Peel the Label – Automatic Dogmatic

Apparently in 2017, dander raising and nitpicking happens every minute and it seems to have hit certain quarters of craft beer world too. You can get the full backstory about what led to this post right HERE at Beervana. Basically, the point is that you can’t use a specific name if you don’t do it exactly, specifically the same way as it was in the past.

That is absolute hogwash. If I am sitting in a brewery taproom anywhere in Los Angeles and I order a Gose from the menu. I don’t immediately have my dander raised if it doesn’t say, American-Style Gose beer. I am smart enough to know that it was brewed as a translation/homage/riff of the classic German style. Why? Because I am in an American city in 2017 and not a train station in Leipzig hundreds of years ago.

Same with ESB or Gueze or Kolsch or any other European born and raised style. What I want is a great beer. If it tastes completlely un-Gose, and it is still good, I will be more generous than if it is lacking on both accounts. But what I can do, that apparently the less tolerant cannot, is separate out Fullers ESB from an ESB brewed on the west coast.

Naming a brewery Zoigl shouldn’t cause a ripple in the surface of craft beer world. We have beers called hefeweizens that are wheat ales. There are pale ales that are basically IPA’s and Session IPA’s that I would not drink more than one of. Most, if not all, beer styles have drifted over time into new recipes and new forms, so to the purists, every beer should probably just be called a derivation of the first time that grain got wet and moldy in Sumeria.

If using the term Zoigl is offensive or insensitive to you, then you really have cleared your plate of problems. Craft beer has many issues to stare down but bringing a simulacrum of a brewing tradition to the US is not one of them. Otherwise we might not have much beer here at all.

I give you a choose your own adventure based on how stupid you think consumers are:

1. They don’t know what a Zoigl is and ask someone at the brewery about it or Google it because we all have phones and no health care.
2. They know what a Zoigl is (probably 1% of people) and also know that they are in Portland and not old-timey Germany.
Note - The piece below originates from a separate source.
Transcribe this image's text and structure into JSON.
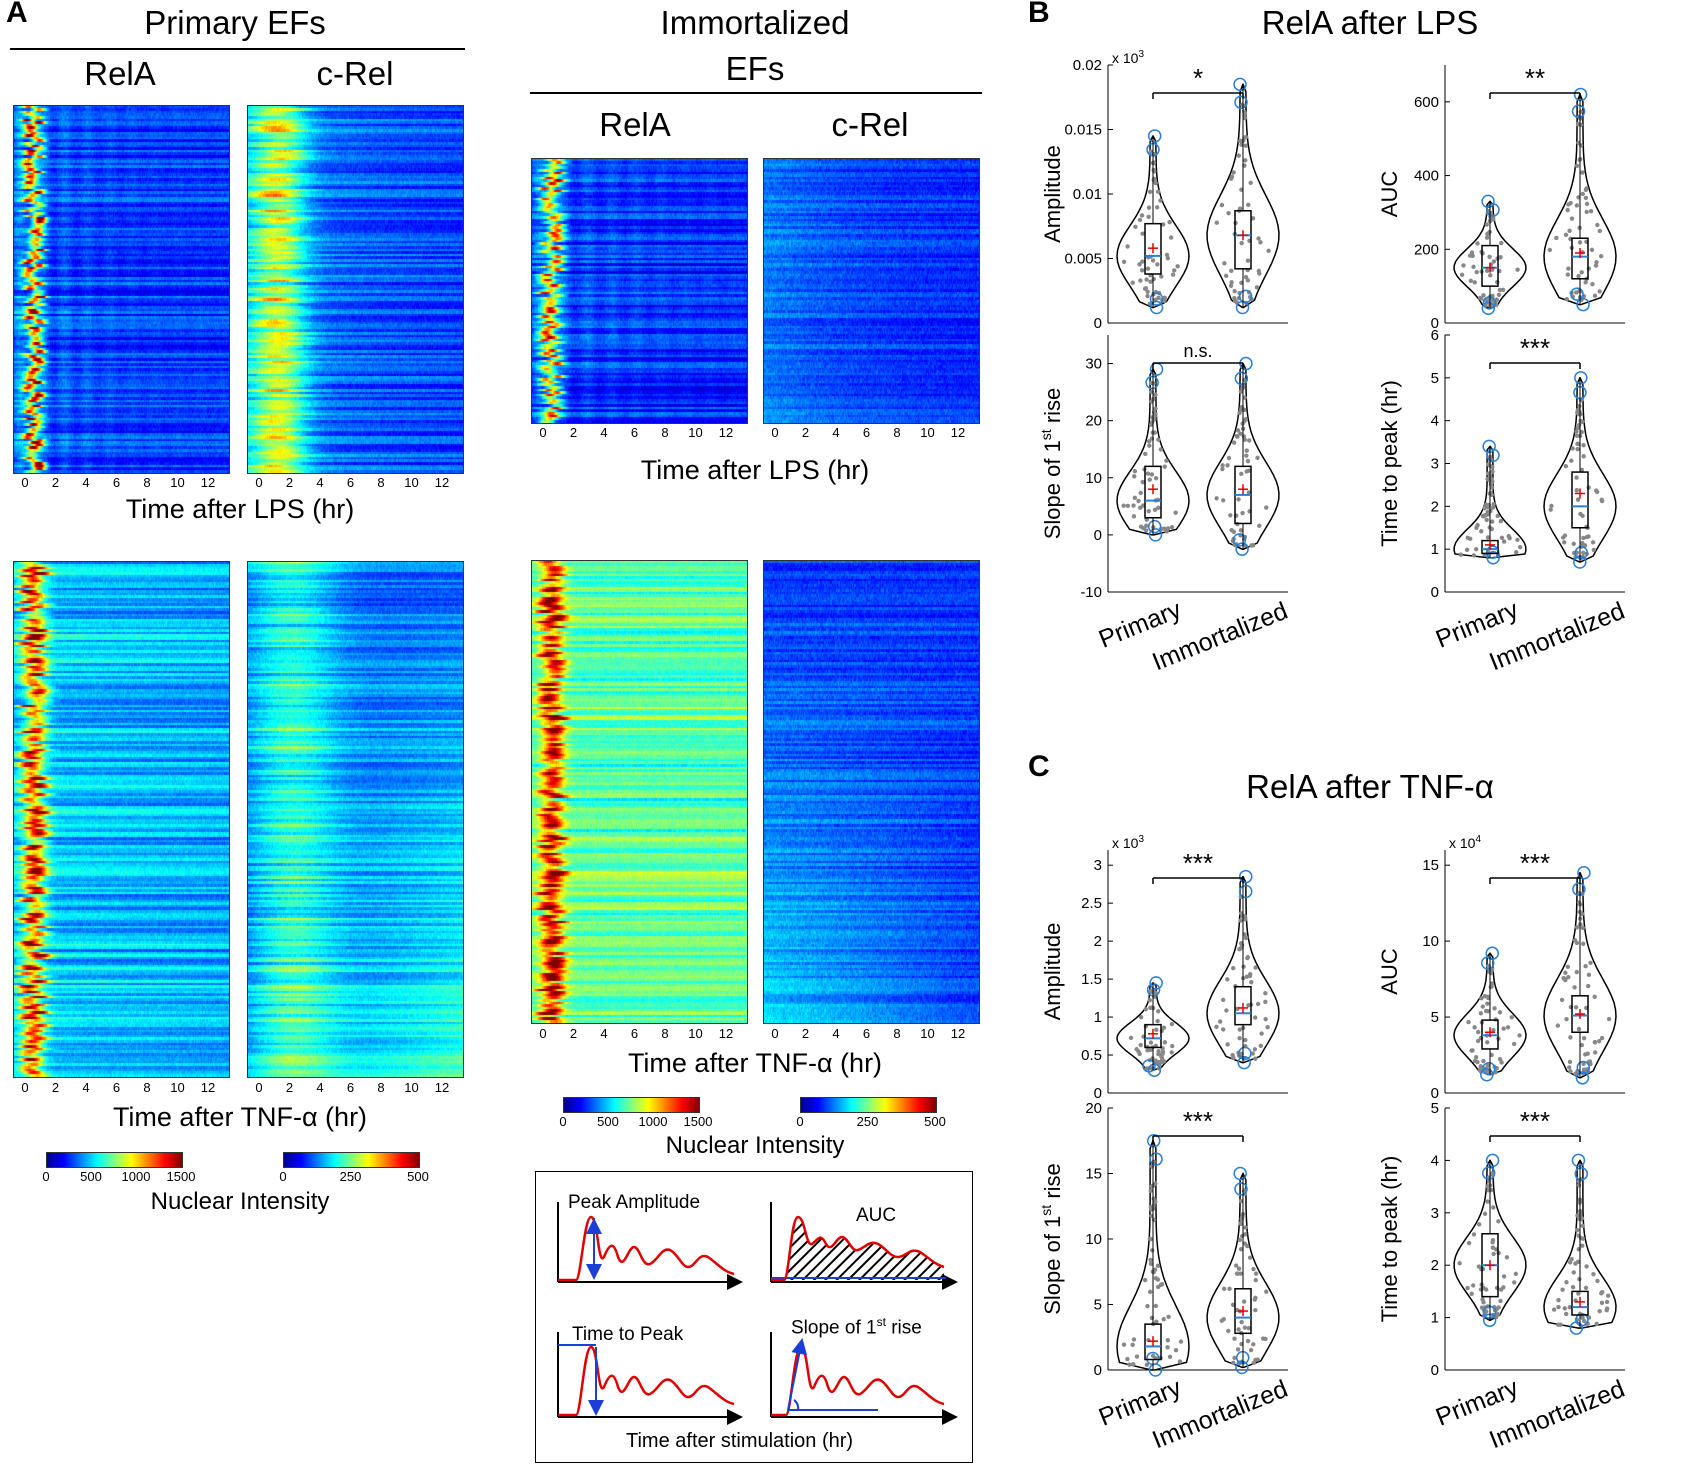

You can say that it is not an authentic Zoigl and you can go to the ends of the earth educating people about what a Zoigl actually is but to get your ass chafed because it is called that just shows that dogma holds more sway in your life than the actual beer.

This world needs more people with slower fuses.
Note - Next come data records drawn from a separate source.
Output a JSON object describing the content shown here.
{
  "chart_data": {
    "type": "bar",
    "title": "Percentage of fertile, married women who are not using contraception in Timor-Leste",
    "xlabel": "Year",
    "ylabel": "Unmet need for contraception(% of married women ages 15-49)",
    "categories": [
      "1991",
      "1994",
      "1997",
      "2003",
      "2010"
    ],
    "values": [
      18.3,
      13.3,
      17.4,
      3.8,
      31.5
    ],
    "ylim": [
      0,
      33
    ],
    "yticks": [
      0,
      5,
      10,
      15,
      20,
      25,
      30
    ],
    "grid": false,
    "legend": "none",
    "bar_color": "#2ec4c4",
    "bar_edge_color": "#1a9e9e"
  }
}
Peel the Label is an occasional series where I opine about the big picture of craft beer and blogging without photos, videos or links.

Zoigl beer

Here’s another funny beer style for you to try to pronounce

ZOIGLBIER

Say it five times fast…
“Tzoy-gel-beer” (“oy” as in “boy” and “gel” as in the last syllable of “bagel”)
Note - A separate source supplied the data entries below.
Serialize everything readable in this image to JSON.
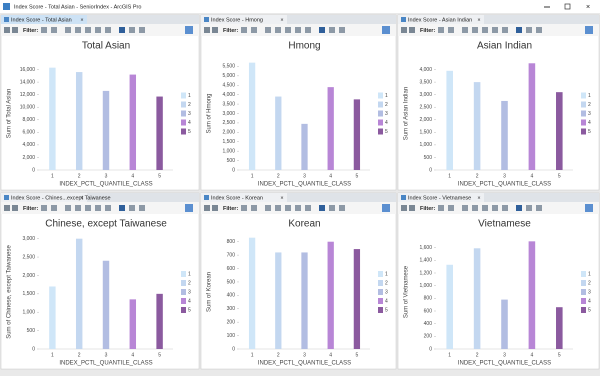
{
  "window": {
    "title": "Index Score - Total Asian - SeniorIndex - ArcGIS Pro"
  },
  "toolbar": {
    "filter_label": "Filter:"
  },
  "panes": [
    {
      "tab": "Index Score - Total Asian"
    },
    {
      "tab": "Index Score - Hmong"
    },
    {
      "tab": "Index Score - Asian Indian"
    },
    {
      "tab": "Index Score - Chines...except Taiwanese"
    },
    {
      "tab": "Index Score - Korean"
    },
    {
      "tab": "Index Score - Vietnamese"
    }
  ],
  "chart_data": [
    {
      "type": "bar",
      "title": "Total Asian",
      "x_label": "INDEX_PCTL_QUANTILE_CLASS",
      "y_label": "Sum of Total Asian",
      "categories": [
        "1",
        "2",
        "3",
        "4",
        "5"
      ],
      "values": [
        16300,
        15600,
        12600,
        15200,
        11700
      ],
      "colors": [
        "#cfe6f8",
        "#c3d7f0",
        "#b2bde2",
        "#b886d6",
        "#8b5a9f"
      ],
      "ylim": [
        0,
        18000
      ],
      "yticks": [
        0,
        {
          "value": 2000,
          "label": "2,000"
        },
        {
          "value": 4000,
          "label": "4,000"
        },
        {
          "value": 6000,
          "label": "6,000"
        },
        {
          "value": 8000,
          "label": "8,000"
        },
        {
          "value": 10000,
          "label": "10,000"
        },
        {
          "value": 12000,
          "label": "12,000"
        },
        {
          "value": 14000,
          "label": "14,000"
        },
        {
          "value": 16000,
          "label": "16,000"
        }
      ]
    },
    {
      "type": "bar",
      "title": "Hmong",
      "x_label": "INDEX_PCTL_QUANTILE_CLASS",
      "y_label": "Sum of Hmong",
      "categories": [
        "1",
        "2",
        "3",
        "4",
        "5"
      ],
      "values": [
        5700,
        3900,
        2450,
        4400,
        3750
      ],
      "colors": [
        "#cfe6f8",
        "#c3d7f0",
        "#b2bde2",
        "#b886d6",
        "#8b5a9f"
      ],
      "ylim": [
        0,
        6000
      ],
      "yticks": [
        0,
        500,
        {
          "value": 1000,
          "label": "1,000"
        },
        {
          "value": 1500,
          "label": "1,500"
        },
        {
          "value": 2000,
          "label": "2,000"
        },
        {
          "value": 2500,
          "label": "2,500"
        },
        {
          "value": 3000,
          "label": "3,000"
        },
        {
          "value": 3500,
          "label": "3,500"
        },
        {
          "value": 4000,
          "label": "4,000"
        },
        {
          "value": 4500,
          "label": "4,500"
        },
        {
          "value": 5000,
          "label": "5,000"
        },
        {
          "value": 5500,
          "label": "5,500"
        }
      ]
    },
    {
      "type": "bar",
      "title": "Asian Indian",
      "x_label": "INDEX_PCTL_QUANTILE_CLASS",
      "y_label": "Sum of Asian Indian",
      "categories": [
        "1",
        "2",
        "3",
        "4",
        "5"
      ],
      "values": [
        3950,
        3500,
        2750,
        4250,
        3100
      ],
      "colors": [
        "#cfe6f8",
        "#c3d7f0",
        "#b2bde2",
        "#b886d6",
        "#8b5a9f"
      ],
      "ylim": [
        0,
        4500
      ],
      "yticks": [
        0,
        500,
        {
          "value": 1000,
          "label": "1,000"
        },
        {
          "value": 1500,
          "label": "1,500"
        },
        {
          "value": 2000,
          "label": "2,000"
        },
        {
          "value": 2500,
          "label": "2,500"
        },
        {
          "value": 3000,
          "label": "3,000"
        },
        {
          "value": 3500,
          "label": "3,500"
        },
        {
          "value": 4000,
          "label": "4,000"
        }
      ]
    },
    {
      "type": "bar",
      "title": "Chinese, except Taiwanese",
      "x_label": "INDEX_PCTL_QUANTILE_CLASS",
      "y_label": "Sum of Chinese, except Taiwanese",
      "categories": [
        "1",
        "2",
        "3",
        "4",
        "5"
      ],
      "values": [
        1700,
        3000,
        2400,
        1350,
        1500
      ],
      "colors": [
        "#cfe6f8",
        "#c3d7f0",
        "#b2bde2",
        "#b886d6",
        "#8b5a9f"
      ],
      "ylim": [
        0,
        3100
      ],
      "yticks": [
        0,
        500,
        {
          "value": 1000,
          "label": "1,000"
        },
        {
          "value": 1500,
          "label": "1,500"
        },
        {
          "value": 2000,
          "label": "2,000"
        },
        {
          "value": 2500,
          "label": "2,500"
        },
        {
          "value": 3000,
          "label": "3,000"
        }
      ]
    },
    {
      "type": "bar",
      "title": "Korean",
      "x_label": "INDEX_PCTL_QUANTILE_CLASS",
      "y_label": "Sum of Korean",
      "categories": [
        "1",
        "2",
        "3",
        "4",
        "5"
      ],
      "values": [
        830,
        720,
        720,
        800,
        745
      ],
      "colors": [
        "#cfe6f8",
        "#c3d7f0",
        "#b2bde2",
        "#b886d6",
        "#8b5a9f"
      ],
      "ylim": [
        0,
        850
      ],
      "yticks": [
        0,
        100,
        200,
        300,
        400,
        500,
        600,
        700,
        800
      ]
    },
    {
      "type": "bar",
      "title": "Vietnamese",
      "x_label": "INDEX_PCTL_QUANTILE_CLASS",
      "y_label": "Sum of Vietnamese",
      "categories": [
        "1",
        "2",
        "3",
        "4",
        "5"
      ],
      "values": [
        1330,
        1590,
        780,
        1700,
        660
      ],
      "colors": [
        "#cfe6f8",
        "#c3d7f0",
        "#b2bde2",
        "#b886d6",
        "#8b5a9f"
      ],
      "ylim": [
        0,
        1800
      ],
      "yticks": [
        0,
        200,
        400,
        600,
        800,
        {
          "value": 1000,
          "label": "1,000"
        },
        {
          "value": 1200,
          "label": "1,200"
        },
        {
          "value": 1400,
          "label": "1,400"
        },
        {
          "value": 1600,
          "label": "1,600"
        }
      ]
    }
  ]
}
It is harder to drink it than to say it. Here is the dictionary description… “Zoiglbier is a fresher more sparkly form of a Kellerbier but brewed from more highly kilned malt, which gives the beer a slightly darker, deep amber, color. It is also less hop-accented. Its alcohol content by volume is usually below 5%. The name Zoiglbier stems from “Zoigl,” the Franconian vernacular for “sign.” In Franconian home brewing, a Zoigl was a six-pointed blue-white star, shaped from two triangles similar to a Star of David. The star was made from wooden slats. In the center was a cutout of a beer mug or a pine branch. In the feudal system of the 13th and 14th centuries, every Bavarian home- and landowner in the region north of the River Danube also automatically owned the right to brew beer, and these medieval burghers and farmers used to hang the Zoigl in front of their doors wheneverthey had homebrew ready to drink. The Zoigl was in invitation to their neighbors to come over and have a few. These early burgher-brewers often also made their Zoiglbier in communal brew houses…a natural precursor to the brew’s communal consumption under the Zoigl.

One triangle of the Zoigl symbolized the three “elements” involved in brewing: fire, water and air; the other symbolized the three “ingredients” used in brewing: malt, hops and water. The function of yeast had not yet been discovered in the Middle Ages. Rather yeast was considered a byproduct of fermentation, known as “stuff” (“Zeug” in German) to be discarded.

Nowadays, Zoiglbier is brewed exclusively with noble hops from the Hallertau region of Bavaria (slightly north of the Danube). Like Kellerbier, Zoiglbier is unfiltered, unpasteurized, uncapped (“ungespundet”), and low in carbonation; but unlike Kellerbier, it is aged for only of few weeks, before it is served. It tends to have a shorter shelflife than Kellerbier and is generally not sold outside Bavaria. Several breweries nowadays package their Zoiglbier in bottles and kegs, in which case the beer tends to be slightly carbonated.”